Ensuring the Story Gets Told

Taught by Kristin Kopp, associate professor of German, “History of Blacks in Germany” offers an international perspective on race. The class, offered every spring for the past decade, covers the history of the African diaspora in central Europe spanning from antiquity to the modern day.

Zoom screen shot of class

Students from University of Michigan, University College London and Mizzou meet to discuss topics in the class “History of Blacks in Germany.”

“It’s a very different history when looking at the European continent,” Kopp says. “[The class] lets us think about African history outside the frame of slavery. Looking at the time period before Atlantic slavery, we get to look at African figures as powerful historical figures who were agents of history.”

Powerful figures indeed; the class began the semester with Roman emperors of African descent and their exploits in Africa, Europe and Asia Minor.

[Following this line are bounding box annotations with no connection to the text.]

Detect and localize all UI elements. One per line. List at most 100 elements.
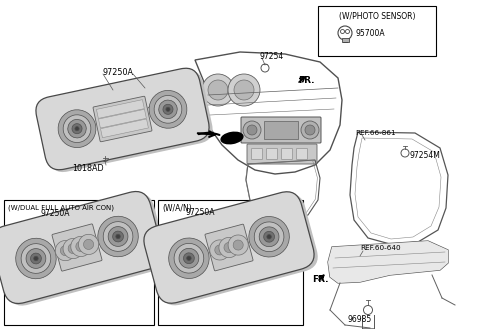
Circle shape <box>72 124 82 134</box>
FancyBboxPatch shape <box>93 96 152 142</box>
Circle shape <box>249 216 289 257</box>
Circle shape <box>31 253 41 264</box>
FancyBboxPatch shape <box>297 148 308 159</box>
FancyBboxPatch shape <box>266 148 277 159</box>
Circle shape <box>338 26 352 40</box>
Circle shape <box>219 237 239 258</box>
Circle shape <box>149 90 187 128</box>
Text: 97250A: 97250A <box>185 208 215 216</box>
Circle shape <box>264 231 275 242</box>
FancyBboxPatch shape <box>36 68 209 170</box>
Polygon shape <box>328 241 448 283</box>
Circle shape <box>101 154 108 161</box>
Text: FR.: FR. <box>298 75 314 85</box>
FancyBboxPatch shape <box>318 6 436 56</box>
FancyBboxPatch shape <box>4 200 154 325</box>
Text: 84747: 84747 <box>157 96 182 105</box>
Circle shape <box>98 216 138 257</box>
Text: REF.60-640: REF.60-640 <box>360 245 401 251</box>
Circle shape <box>21 244 51 273</box>
Text: 97250A: 97250A <box>103 67 133 76</box>
Circle shape <box>63 115 91 142</box>
FancyBboxPatch shape <box>341 38 348 42</box>
Circle shape <box>363 305 372 314</box>
Circle shape <box>208 80 228 100</box>
Circle shape <box>75 126 79 131</box>
FancyBboxPatch shape <box>281 148 292 159</box>
FancyBboxPatch shape <box>158 200 303 325</box>
Circle shape <box>174 243 204 273</box>
Circle shape <box>103 222 133 251</box>
FancyBboxPatch shape <box>147 194 318 305</box>
Circle shape <box>259 227 279 247</box>
Circle shape <box>68 243 78 254</box>
FancyBboxPatch shape <box>247 144 317 164</box>
Circle shape <box>179 248 199 268</box>
Circle shape <box>116 234 120 239</box>
Circle shape <box>187 256 191 261</box>
Circle shape <box>79 234 99 254</box>
Text: 97254: 97254 <box>259 51 283 60</box>
Text: 96985: 96985 <box>348 315 372 324</box>
Circle shape <box>346 30 349 34</box>
FancyBboxPatch shape <box>0 192 163 303</box>
Circle shape <box>210 240 230 260</box>
Text: (W/A/N): (W/A/N) <box>162 204 192 212</box>
Circle shape <box>254 222 284 252</box>
Circle shape <box>113 231 123 242</box>
Circle shape <box>305 125 315 135</box>
Circle shape <box>163 104 173 114</box>
Text: REF.66-861: REF.66-861 <box>355 130 396 136</box>
Circle shape <box>168 238 209 279</box>
Circle shape <box>228 235 248 255</box>
Text: (W/PHOTO SENSOR): (W/PHOTO SENSOR) <box>339 12 415 21</box>
Circle shape <box>26 249 46 268</box>
Text: (W/DUAL FULL AUTO AIR CON): (W/DUAL FULL AUTO AIR CON) <box>8 205 114 211</box>
FancyBboxPatch shape <box>39 70 213 172</box>
FancyBboxPatch shape <box>241 117 321 143</box>
FancyBboxPatch shape <box>98 109 146 128</box>
Text: 97254M: 97254M <box>410 150 441 159</box>
Circle shape <box>228 74 260 106</box>
Circle shape <box>234 80 254 100</box>
Circle shape <box>63 238 83 259</box>
Circle shape <box>16 238 56 279</box>
Circle shape <box>154 96 182 123</box>
Circle shape <box>84 239 94 249</box>
Circle shape <box>215 245 225 255</box>
Text: FR.: FR. <box>312 275 328 284</box>
Circle shape <box>166 107 170 112</box>
Circle shape <box>243 121 261 139</box>
Circle shape <box>301 121 319 139</box>
Circle shape <box>76 241 86 252</box>
Circle shape <box>34 256 38 261</box>
Circle shape <box>55 240 75 261</box>
Circle shape <box>233 240 243 250</box>
Circle shape <box>261 64 269 72</box>
Circle shape <box>159 100 177 119</box>
Circle shape <box>267 234 271 239</box>
Text: 95700A: 95700A <box>355 29 384 38</box>
Circle shape <box>58 110 96 147</box>
FancyBboxPatch shape <box>100 119 148 138</box>
Circle shape <box>71 236 91 257</box>
Ellipse shape <box>221 132 243 144</box>
Circle shape <box>108 227 128 246</box>
FancyBboxPatch shape <box>144 192 314 303</box>
Circle shape <box>68 120 86 138</box>
FancyBboxPatch shape <box>0 194 167 306</box>
Circle shape <box>224 242 234 253</box>
FancyBboxPatch shape <box>52 224 102 271</box>
Circle shape <box>247 125 257 135</box>
Text: 97250A: 97250A <box>40 208 70 217</box>
Text: 1018AD: 1018AD <box>72 163 104 173</box>
Circle shape <box>401 149 409 157</box>
Circle shape <box>340 30 345 34</box>
Circle shape <box>183 253 194 264</box>
FancyBboxPatch shape <box>96 100 144 119</box>
Circle shape <box>60 246 71 256</box>
FancyBboxPatch shape <box>205 224 253 271</box>
Circle shape <box>202 74 234 106</box>
FancyBboxPatch shape <box>252 148 263 159</box>
FancyBboxPatch shape <box>264 121 298 139</box>
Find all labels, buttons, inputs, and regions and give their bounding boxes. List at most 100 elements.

Notably, the class’s international perspective on Black history isn’t limited to MU students; two other institutions offer the class, using the same syllabus as Mizzou.

Kopp and two compatriots, one at the University of Michigan and the other at University College London, have created the framework for the class over the past few years, as part of an innovative approach to teaching and learning.

Students from each institution are put into mixed groups that meet for virtual discussions. “It’s important for our students to gain a sense for the international ramifications of these questions, and it was very important for us for our students to be in contact with each other in an international learning community,” Kopp says. ”It remains a favorite aspect of the course for students.”

Diversity of experience and opinion is a common theme of this course. Students are a mix of majors — German, journalism and history — and races.

“It’s common for students to be angry in the first couple weeks of class, especially when we learn about African emperors and African popes, with the sense that [history] been denied them,” Kopp says. “There will be a real righteous anger in the classroom. ‘My history has been withheld from me and that causes me pain.’ The conversation will stop, and a student will look up and say ‘I’m amazed we’re all talking about this together.’ ”

Kopp has seen major changes in student relationships, opinions and understanding over the past ten years.

“No one leaves this class without having had some profound shift in how they think about how race is and how race works,” Kopp says.

Kopp hopes to extend the class’s international reach.

“I know that we’re going to be expanding the international network in future years, we’re working on that right now; finding classes in Germany that we can add to our conversation mix,” Kopp says.

The class’s next topic? German colonialism – and how Black history fits into it.

“German colonial history – it’s short, and that’s why no one knows about it….It gives us an opportunity to look at African resistance figures. They’re not subjects of German history, they’re agents of their own.”